Когда наступил мир, финансисты стали мечтать о том, что шведские фильмы завоюют мировой рынок, как завоевали его шведские спички, стальные изделия и телефоны. Они увеличили продукцию, воображая, что зрители во всех странах мира будут покорены, коль скоро сюжеты кинокартин и киноартисты утратят национальный дух. Мы увидим в одном из следующих томов, что после 1920 года эта тенденция усилилась и способствовала быстрому банкротству шведской кинематографии, которую, с другой стороны, подорвал мировой экономический кризис.

Шведское кино тем слабее сопротивлялось всем этим явлениям, что его художественная и экономическая база были незначительны.

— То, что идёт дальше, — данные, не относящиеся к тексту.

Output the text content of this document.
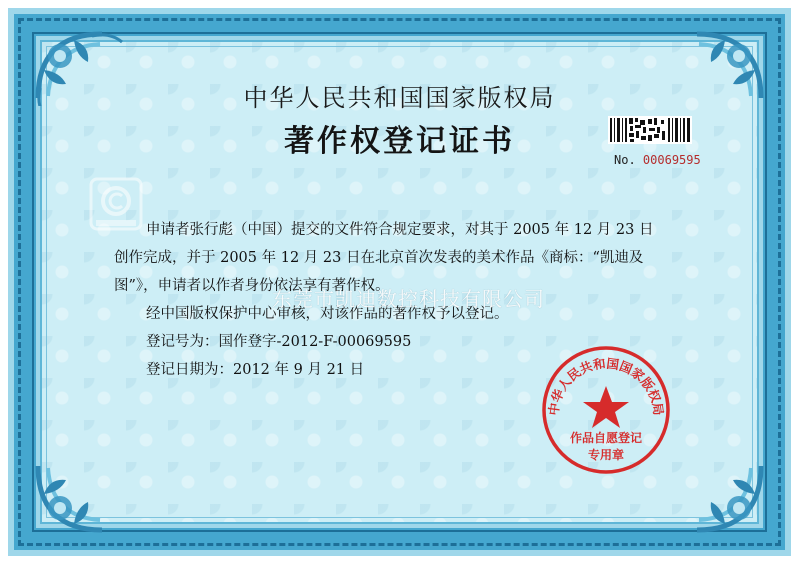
中华人民共和国国家版权局
著作权登记证书
No. 00069595

申请者张行彪（中国）提交的文件符合规定要求，对其于 2005 年 12 月 23 日

创作完成，并于 2005 年 12 月 23 日在北京首次发表的美术作品《商标：“凯迪及

图”》，申请者以作者身份依法享有著作权。

经中国版权保护中心审核，对该作品的著作权予以登记。

登记号为：国作登字-2012-F-00069595

登记日期为：2012 年 9 月 21 日

东莞市凯迪数控科技有限公司
中华人民共和国国家版权局
作品自愿登记
专用章
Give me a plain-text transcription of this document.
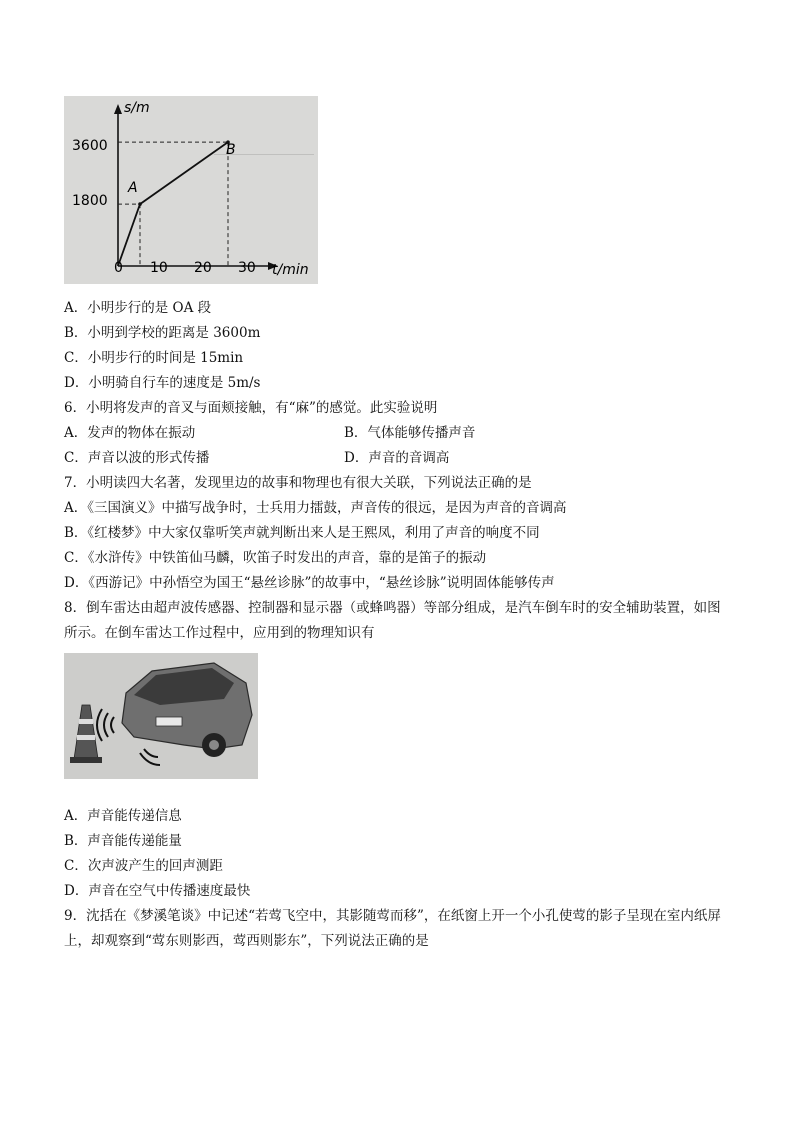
s/m
t/min
3600
1800
0 10 20 30
A
B
A．小明步行的是 OA 段
B．小明到学校的距离是 3600m
C．小明步行的时间是 15min
D．小明骑自行车的速度是 5m/s
6．小明将发声的音叉与面颊接触，有“麻”的感觉。此实验说明
A．发声的物体在振动	B．气体能够传播声音
C．声音以波的形式传播	D．声音的音调高
7．小明读四大名著，发现里边的故事和物理也有很大关联，下列说法正确的是
A．《三国演义》中描写战争时，士兵用力擂鼓，声音传的很远，是因为声音的音调高
B．《红楼梦》中大家仅靠听笑声就判断出来人是王熙凤，利用了声音的响度不同
C．《水浒传》中铁笛仙马麟，吹笛子时发出的声音，靠的是笛子的振动
D．《西游记》中孙悟空为国王“悬丝诊脉”的故事中，“悬丝诊脉”说明固体能够传声
8．倒车雷达由超声波传感器、控制器和显示器（或蜂鸣器）等部分组成，是汽车倒车时的安全辅助装置，如图所示。在倒车雷达工作过程中，应用到的物理知识有
A．声音能传递信息
B．声音能传递能量
C．次声波产生的回声测距
D．声音在空气中传播速度最快
9．沈括在《梦溪笔谈》中记述“若莺飞空中，其影随莺而移”，在纸窗上开一个小孔使莺的影子呈现在室内纸屏上，却观察到“莺东则影西，莺西则影东”，下列说法正确的是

Кинотеатров в стране насчитывалось мало, скандинавские кинорынки были мало перспективны. С другой стороны, число кинорежиссеров и актеров сводилось к нескольким десяткам человек. Стоило пяти-шести человекам покинуть страну, и в студиях остались совсем неопытные режиссеры и посредственные актеры. Северный цветок, внезапно и чудесно распустившийся, мог так же внезапно завянуть, и новый плод не созреть.

Возможно, что киношкола была не столь глубоко национальной, как это казалось. Она внесла в киноискусство чувство природы, больших пространств, воды и лесов, поэтически воспела сельскую патриархальную жизнь, передала лиризм древних легенд, эпический смысл скандинавских саг. Продуманное мастерство потрясло знатоков. Но воссоздали ли художественные фильмы цельный образ Швеции, словно сведя народ к одним лишь богатым крестьянам, к нескольким деклассированным личностям или богачам-тунеядцам? Заслуга шведской киношколы состоит по крайней мере в том, что на экране появились лучшие образцы национальной культуры, литературы и театра, что отличало ее от датского кино, которое с первых же дней своего становления было отравлено космополитизмом светских драм.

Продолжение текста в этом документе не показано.